En aan de andere kant van de lijn zitten de vrijwilligers, ingeroosterd met z’n twintigen of vijfentwintigen tegelijk op de drukste tijden van de dag, de vooravond meestal. Zij hebben leren luisteren. Trainers vuurden bij wijze van ezelsbrug de ene na de andere afkorting op hen af tijdens de twee maanden durende inwerkperiode. LSD! (Luisteren, Samenvatten, Doorvragen!) Laat OMA thuis! (Dus geen Oordelen Meningen en Adviezen!) En neem ANNA mee! (Altijd Navragen, Nooit Aannemen!)
NRC belde met vier vrijwilligers en bood hún een luisterend oor. Drie vrouwen, 86 jaar, 37 jaar en 22 jaar oud, en een man van 64. Bij elkaar opgeteld horen zij de anonieme medemens nu ruim tachtig dienstjaren aan. Wat willen zij kwijt over de honderden, nee, duizenden gesprekken die ze voerden? Wat valt hen op? En wat vinden zij eigenlijk van het luisterend vermogen van mensen in het algemeen?

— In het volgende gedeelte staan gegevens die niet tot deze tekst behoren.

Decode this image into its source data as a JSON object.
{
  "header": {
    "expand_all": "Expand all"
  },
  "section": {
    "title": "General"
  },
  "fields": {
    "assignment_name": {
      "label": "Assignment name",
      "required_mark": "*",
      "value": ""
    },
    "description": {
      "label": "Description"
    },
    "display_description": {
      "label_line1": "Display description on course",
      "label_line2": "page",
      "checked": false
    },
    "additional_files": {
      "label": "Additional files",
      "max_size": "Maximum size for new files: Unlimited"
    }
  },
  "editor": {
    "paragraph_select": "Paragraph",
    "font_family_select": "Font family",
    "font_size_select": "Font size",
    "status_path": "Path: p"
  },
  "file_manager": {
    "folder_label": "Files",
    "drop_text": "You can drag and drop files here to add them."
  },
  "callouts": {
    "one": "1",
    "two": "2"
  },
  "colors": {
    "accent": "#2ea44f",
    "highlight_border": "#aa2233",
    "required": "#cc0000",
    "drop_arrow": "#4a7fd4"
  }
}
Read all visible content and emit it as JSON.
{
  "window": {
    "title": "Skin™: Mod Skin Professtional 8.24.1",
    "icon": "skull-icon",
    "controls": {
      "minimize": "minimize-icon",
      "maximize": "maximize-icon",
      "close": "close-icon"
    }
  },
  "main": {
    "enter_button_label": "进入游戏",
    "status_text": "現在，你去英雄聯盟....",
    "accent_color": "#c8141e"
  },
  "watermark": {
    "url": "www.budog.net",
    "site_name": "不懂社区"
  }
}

Antwoorden die één op één herleidbaar zijn tot gesprekken geven zij natuurlijk niet, dat druist in tegen het wezen van de telefoonlijn. Maar twee dingen die er volgens de luisteraars levensgroot uitspringen: er zijn écht veel mensen die snakken naar een luisterend oor, en er zijn écht veel mensen die slecht luisteren. Een nogal tragische combinatie – of, constructief geformuleerd: er is een wereld te winnen. „Niet reageren vanuit je eigen ervaring”, zegt een van de vrijwilligers, „dat is echt een kunst.”
Liesbeth Quaadgras (86), is 37 jaar vrijwilliger bij de Luisterlijn‘Ik geef altijd een compliment, en niet uit de lucht gegrepen’
„Goedemorgen, u spreekt met de Luisterlijn’. Zo neem ik op. En dan zeg ik: ‘Hoe gaat het met u?’ Nou, en dan krijg ik te horen ‘Op dit moment niet zo goed’, of ‘Ik heb de hele nacht niet geslapen’, of wat dan ook. ‘Fijn dat u belt’, zeg ik dan. ‘We hebben de tijd.’ En zo is het.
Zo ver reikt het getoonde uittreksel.